Капитан видел свой корабль, свой мало поврежденный корабль. Видел: и «Босфор», и шебеке на плаву. Они могли продолжать бой, они могли бы победить.

Но все четыре корабля - призы русского капитана. Турок, видимо, вопрошал себя, как получилось, что он, потрясенный бедой: горит бизань-мачта, - оглушенный пальбой, ослепленный выстрелами, прозевал миг абордажного сближения русских и позволил спустить флаг? Как получилось, что этот красный флаг с полумесяцем и еще три таких же флага с шебеке привязаны к фок-мачте русского брига с таким небрежением, словно русские готовы намотать их на швабры?

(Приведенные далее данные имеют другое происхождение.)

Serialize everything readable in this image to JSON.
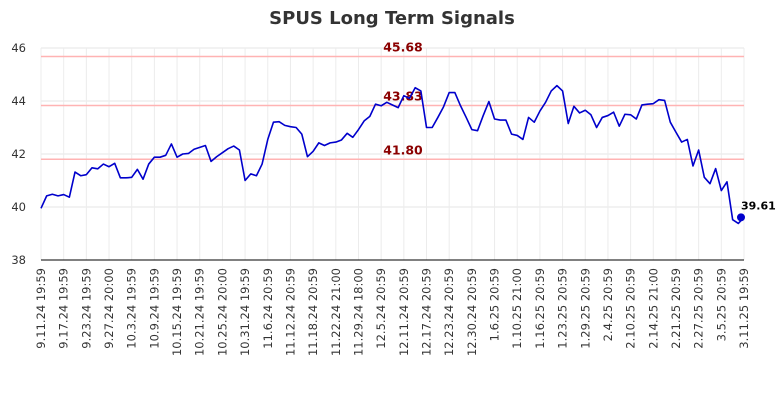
{
  "chart_data": {
    "type": "line",
    "title": "SPUS Long Term Signals",
    "xlabel": "",
    "ylabel": "",
    "ylim": [
      38,
      46
    ],
    "y_ticks": [
      "38",
      "40",
      "42",
      "44",
      "46"
    ],
    "grid": true,
    "x_tick_labels": [
      "9.11.24 19:59",
      "9.17.24 19:59",
      "9.23.24 19:59",
      "9.27.24 20:00",
      "10.3.24 19:59",
      "10.9.24 19:59",
      "10.15.24 19:59",
      "10.21.24 19:59",
      "10.25.24 20:00",
      "10.31.24 19:59",
      "11.6.24 20:59",
      "11.12.24 20:59",
      "11.18.24 20:59",
      "11.22.24 21:00",
      "11.29.24 18:00",
      "12.5.24 20:59",
      "12.11.24 20:59",
      "12.17.24 20:59",
      "12.23.24 20:59",
      "12.30.24 20:59",
      "1.6.25 20:59",
      "1.10.25 21:00",
      "1.16.25 20:59",
      "1.23.25 20:59",
      "1.29.25 20:59",
      "2.4.25 20:59",
      "2.10.25 20:59",
      "2.14.25 21:00",
      "2.21.25 20:59",
      "2.27.25 20:59",
      "3.5.25 20:59",
      "3.11.25 19:59"
    ],
    "reference_lines": [
      {
        "value": 45.68,
        "label": "45.68"
      },
      {
        "value": 43.83,
        "label": "43.83"
      },
      {
        "value": 41.8,
        "label": "41.80"
      }
    ],
    "series": [
      {
        "color": "#0000cc",
        "values": [
          39.95,
          40.42,
          40.48,
          40.42,
          40.47,
          40.37,
          41.32,
          41.18,
          41.22,
          41.48,
          41.44,
          41.62,
          41.52,
          41.65,
          41.1,
          41.1,
          41.12,
          41.42,
          41.05,
          41.62,
          41.88,
          41.88,
          41.95,
          42.38,
          41.88,
          42.0,
          42.02,
          42.18,
          42.25,
          42.32,
          41.72,
          41.9,
          42.05,
          42.2,
          42.3,
          42.15,
          41.0,
          41.25,
          41.18,
          41.62,
          42.55,
          43.2,
          43.22,
          43.08,
          43.03,
          43.0,
          42.75,
          41.9,
          42.1,
          42.42,
          42.32,
          42.42,
          42.45,
          42.53,
          42.78,
          42.63,
          42.92,
          43.25,
          43.42,
          43.88,
          43.82,
          43.95,
          43.85,
          43.75,
          44.2,
          44.1,
          44.5,
          44.38,
          43.0,
          43.0,
          43.38,
          43.78,
          44.32,
          44.32,
          43.82,
          43.38,
          42.92,
          42.88,
          43.45,
          43.98,
          43.32,
          43.28,
          43.28,
          42.75,
          42.7,
          42.55,
          43.38,
          43.2,
          43.62,
          43.95,
          44.38,
          44.58,
          44.38,
          43.15,
          43.8,
          43.55,
          43.65,
          43.48,
          43.0,
          43.38,
          43.45,
          43.58,
          43.05,
          43.5,
          43.48,
          43.32,
          43.85,
          43.88,
          43.9,
          44.05,
          44.02,
          43.2,
          42.82,
          42.45,
          42.55,
          41.55,
          42.15,
          41.12,
          40.88,
          41.45,
          40.62,
          40.95,
          39.52,
          39.38,
          39.61
        ]
      }
    ],
    "last_value_label": "39.61"
  }
}
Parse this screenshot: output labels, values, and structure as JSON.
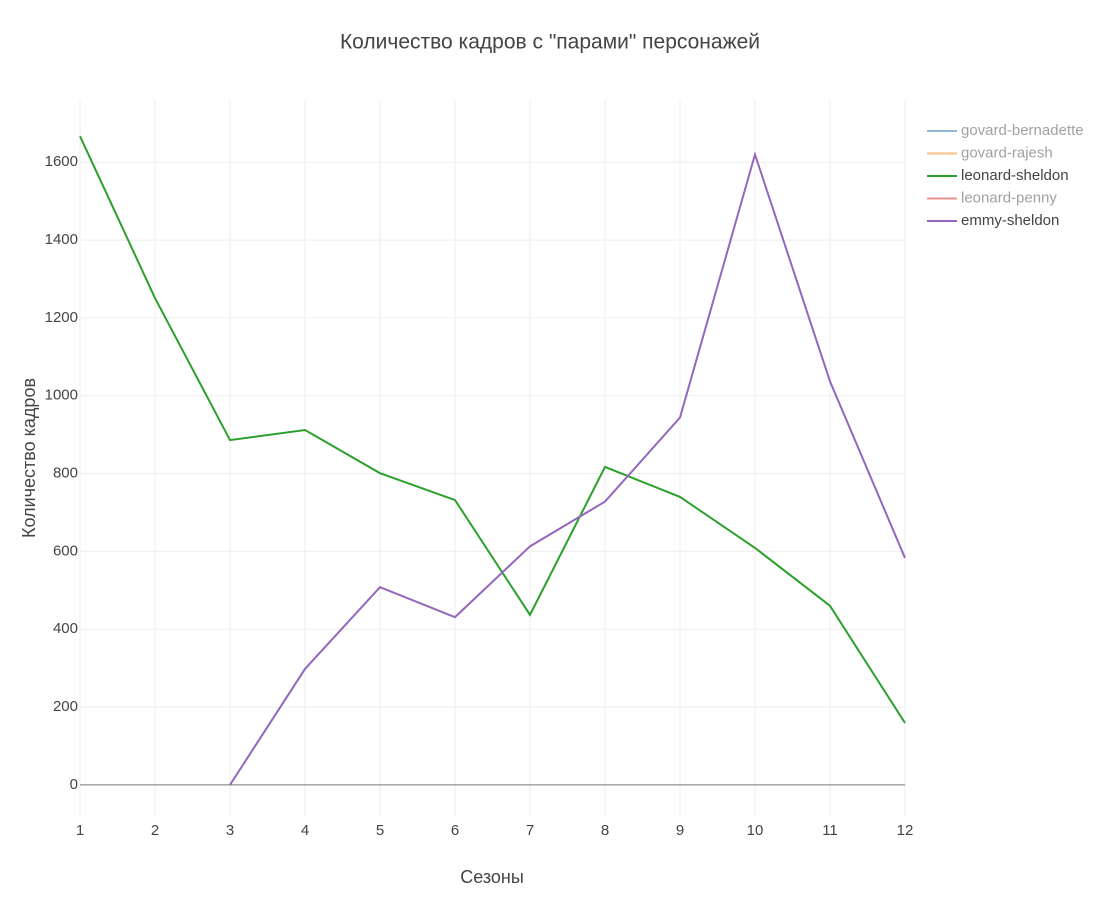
{
  "chart_data": {
    "type": "line",
    "title": "Количество кадров с \"парами\" персонажей",
    "x_label": "Сезоны",
    "y_label": "Количество кадров",
    "x": [
      1,
      2,
      3,
      4,
      5,
      6,
      7,
      8,
      9,
      10,
      11,
      12
    ],
    "series": [
      {
        "name": "govard-bernadette",
        "color": "#1f77b4",
        "visible": false
      },
      {
        "name": "govard-rajesh",
        "color": "#ff7f0e",
        "visible": false
      },
      {
        "name": "leonard-sheldon",
        "color": "#2ca02c",
        "visible": true,
        "values": [
          1667,
          1251,
          886,
          912,
          801,
          732,
          437,
          817,
          740,
          609,
          460,
          159
        ]
      },
      {
        "name": "leonard-penny",
        "color": "#d62728",
        "visible": false
      },
      {
        "name": "emmy-sheldon",
        "color": "#9467bd",
        "visible": true,
        "values": [
          null,
          null,
          0,
          298,
          508,
          431,
          613,
          728,
          944,
          1620,
          1037,
          583
        ]
      }
    ],
    "xlim": [
      1,
      12
    ],
    "xticks": [
      1,
      2,
      3,
      4,
      5,
      6,
      7,
      8,
      9,
      10,
      11,
      12
    ],
    "ylim": [
      -80,
      1760
    ],
    "yticks": [
      0,
      200,
      400,
      600,
      800,
      1000,
      1200,
      1400,
      1600
    ],
    "grid": true,
    "legend": "right"
  }
}
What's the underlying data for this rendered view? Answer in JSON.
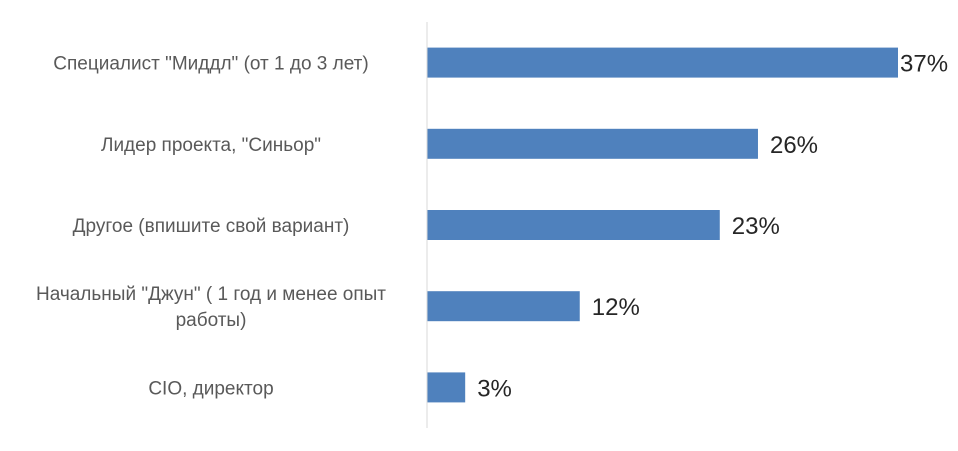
{
  "chart_data": {
    "type": "bar",
    "orientation": "horizontal",
    "categories": [
      "Специалист \"Миддл\" (от 1 до 3 лет)",
      "Лидер проекта, \"Синьор\"",
      "Другое (впишите свой вариант)",
      "Начальный \"Джун\" ( 1 год и менее опыт работы)",
      "CIO, директор"
    ],
    "category_label_lines": [
      [
        "Специалист \"Миддл\" (от 1 до 3 лет)"
      ],
      [
        "Лидер проекта, \"Синьор\""
      ],
      [
        "Другое (впишите свой вариант)"
      ],
      [
        "Начальный \"Джун\" ( 1 год и менее опыт",
        "работы)"
      ],
      [
        "CIO, директор"
      ]
    ],
    "values": [
      37,
      26,
      23,
      12,
      3
    ],
    "data_labels": [
      "37%",
      "26%",
      "23%",
      "12%",
      "3%"
    ],
    "xlim": [
      0,
      37
    ],
    "grid": false,
    "legend": "none",
    "colors": {
      "bar": "#4f81bd",
      "axis": "#d9d9d9"
    }
  }
}
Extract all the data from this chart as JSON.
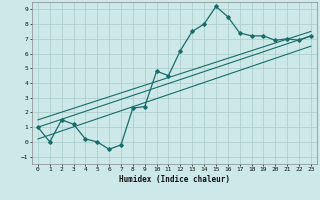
{
  "title": "",
  "xlabel": "Humidex (Indice chaleur)",
  "ylabel": "",
  "background_color": "#cce8e8",
  "grid_color": "#aacccc",
  "line_color": "#1a6b6b",
  "xlim": [
    -0.5,
    23.5
  ],
  "ylim": [
    -1.5,
    9.5
  ],
  "xticks": [
    0,
    1,
    2,
    3,
    4,
    5,
    6,
    7,
    8,
    9,
    10,
    11,
    12,
    13,
    14,
    15,
    16,
    17,
    18,
    19,
    20,
    21,
    22,
    23
  ],
  "yticks": [
    -1,
    0,
    1,
    2,
    3,
    4,
    5,
    6,
    7,
    8,
    9
  ],
  "curve1_x": [
    0,
    1,
    2,
    3,
    4,
    5,
    6,
    7,
    8,
    9,
    10,
    11,
    12,
    13,
    14,
    15,
    16,
    17,
    18,
    19,
    20,
    21,
    22,
    23
  ],
  "curve1_y": [
    1.0,
    0.0,
    1.5,
    1.2,
    0.2,
    0.0,
    -0.5,
    -0.2,
    2.3,
    2.4,
    4.8,
    4.5,
    6.2,
    7.5,
    8.0,
    9.2,
    8.5,
    7.4,
    7.2,
    7.2,
    6.9,
    7.0,
    6.9,
    7.2
  ],
  "line1_x": [
    0,
    23
  ],
  "line1_y": [
    1.0,
    7.2
  ],
  "line2_x": [
    0,
    23
  ],
  "line2_y": [
    1.5,
    7.5
  ],
  "line3_x": [
    0,
    23
  ],
  "line3_y": [
    0.2,
    6.5
  ]
}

Дрогнула душа Казарского. Суд, который молча вершил над собой капитан, отозвался в ней сильнее, чем прежде панический ужас Улдуз.

Казарский был большим любителем интересных книг, особенно исторических. Его давно занимала загадка поведения человека на войне. Почему вдруг турки, прекрасные мореходы, бойцы свирепые и безбоязненные, стали терпеть поражение за поражением? Почему четыре века страх сковывал Грецию, Словению, Фракию, - все Балканы. Сковывал весь малоросский и российский берег Черного моря. И вдруг перестал сковывать?

Государства, как и люди, дряхлеют, - отвечал сам себе Казарский. И несчастливы храбрецы, которым выпадают горькие сражения времен упадка своего государства!

- Ага! Сиз капудансиз? - повторил Казарский, голосом подчеркивая, что он уважает в пленном его боевые качества.

Капитан провел по его лицу невидящим взглядом. Отворотился к «Босфору».

Командир «Сокола» Вукотич вознегодовал:

- Башибузук! Сатрап! Он еще артачится! Сидит на своем заду, как у себя в гареме, и штилюет, видите-ли! Молчит и никакой ряби!

Черноволосый, с нервным бойким лицом, сухой и невысокий, Вукотич, полусерб, по внешности сербом был куда более, чем только наполовину. Прямые брови его дерзко расходились от переносицы и придавали его лицу несколько надменное, вызывающее выражение. Но этот дерзкий взлет бровей не был пренебрежением к другим, a словно бы страдальческим удивлением: за что родине его предков, Сербии, такая злосчастная судьба!

Вукотич подскочил к капитану.

- Послушай, ты! Ты на военном корабле, а не в кофейне Стамбула Ты - пленный. Пленного спрашивают - пленный отвечает!

«Соколу» Вукотича предстояло остаться в разведке, когда «Ганнимед» и «Меркурий» уйдут.

- Гляди, как он отчесывает капитана! - добродушно усмехнулся Стройников. - Оставьте его, Вукотич! Не будет он говорить.

- Он должен говорить!

- Что ж с него, с живого, шкуру сдирать?…

- Вот так! Вот так нам и надо, славянам! С нас сдирают - а мы рассиропливаемся! Наполеон - европеец, а и он так не сиропил с пленными, как мы.

- Но вы же не Наполеон, Вукотич…

- А почему я не Наполеон! Почему я не Наполеон! - с неожиданной силой вновь взорвался Вукотич. - Нет, господа! Если б я был на месте французов, на месте англичан, я бы и не в такие лисьи игры, в какие они играют с нами, играл бы! Я бы совсем славян за простаков брал и предавал их еще больше, чем они предают, без стеснения!